Keep reading to learn the mechanism of melatonin.
WHAT IS MELATONIN?
Melatonin is a hormone produced by the pineal gland, a pea-sized gland in the upper-middle part of the brain. Its job is to tell the body when it's time to sleep and when it's time to get up. It accomplishes this by raising the amount of melatonin in your system as the sun sets (around 9–10 pm, the level is at its peak, so it's easy to fall asleep at that time), making you sleepy, and reducing the amount of melatonin in your system as the sun rises, assisting you in waking up.

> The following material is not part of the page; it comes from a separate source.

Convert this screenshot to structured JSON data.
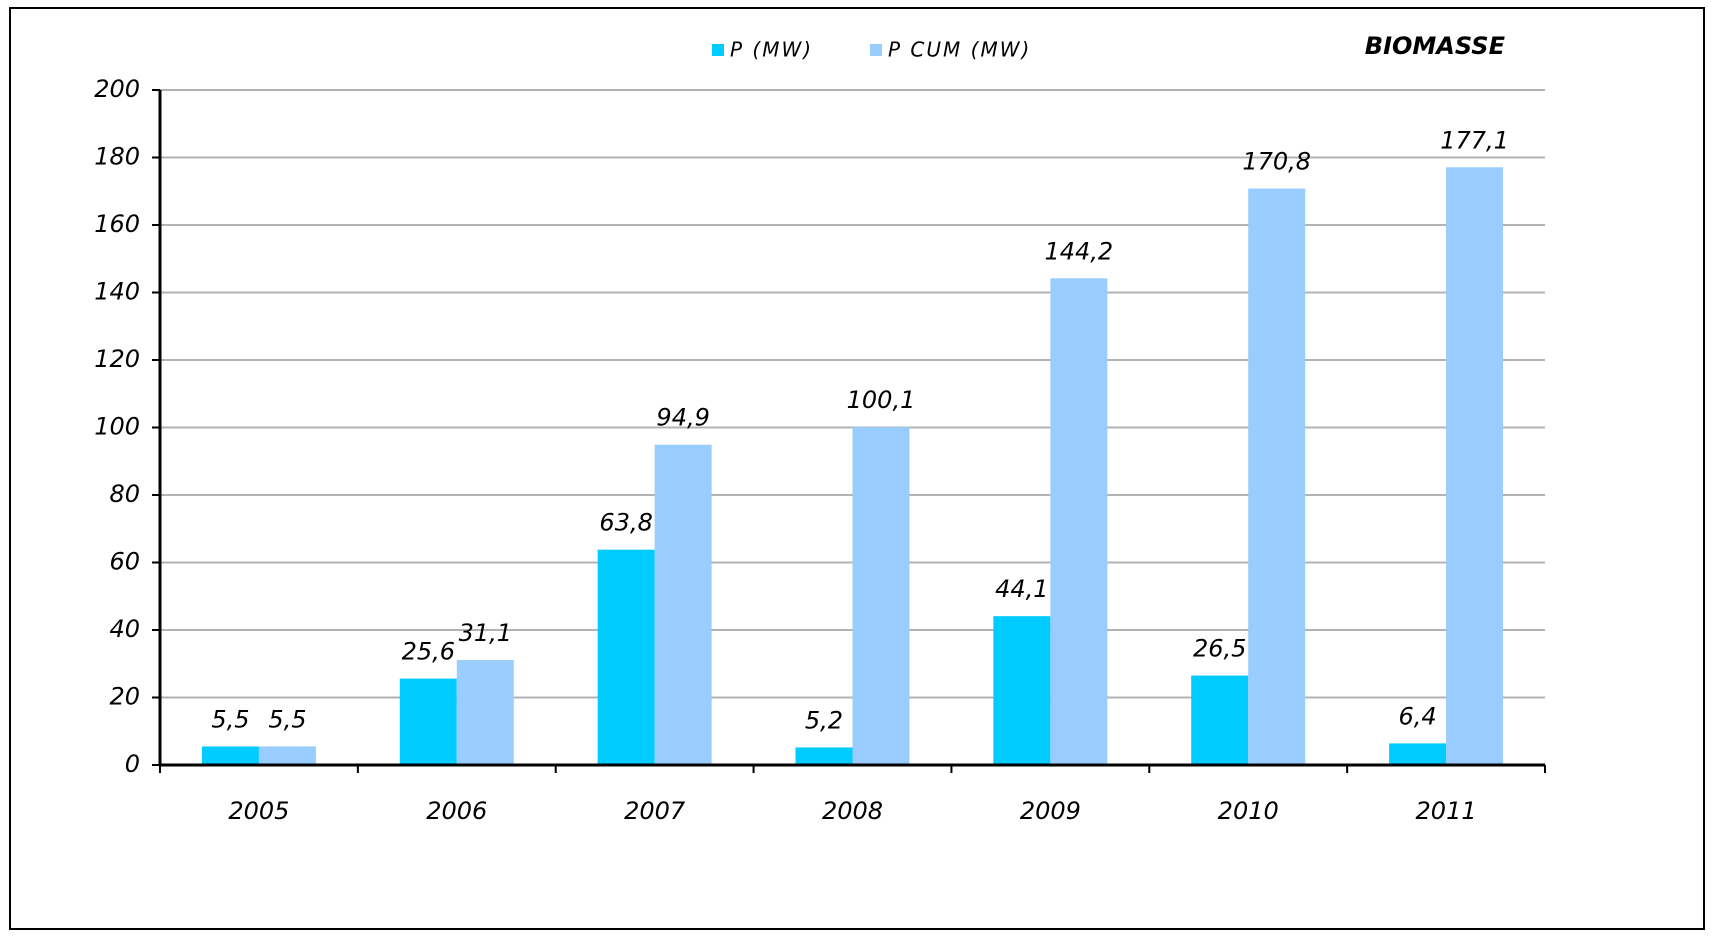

It is well-known that you produce the most melatonin when you're about three years old and that it gradually diminishes as you get older. During sleep, people over the age of 70 have about a fourth of the quantity of melatonin that teens have.
HOW DOES IT WORK?
Melatonin is a hormone that acts in tandem with your body's natural clock. Your body's internal clock is known as the "circadian rhythm." It tells you when it's time to sleep, wake, and eat.
Melatonin is also involved in the regulation of body temperature, blood pressure, and hormone levels. When it gets dark outside, melatonin levels rise in your body, signalling that it's time to sleep. It can also help you relax by binding to receptors in your body. Melatonin, for example, binds to brain receptors to assist in lowering nerve activity. It may lower dopamine levels, a hormone that aids in staying alert. It also plays a part in your eyes' day-night cycle.
Low melatonin levels in the evening can be caused by several circumstances. Melatonin production is affected by stress, smoking, exposure to too much light at night, lack of natural light during the day, shift work, and ageing.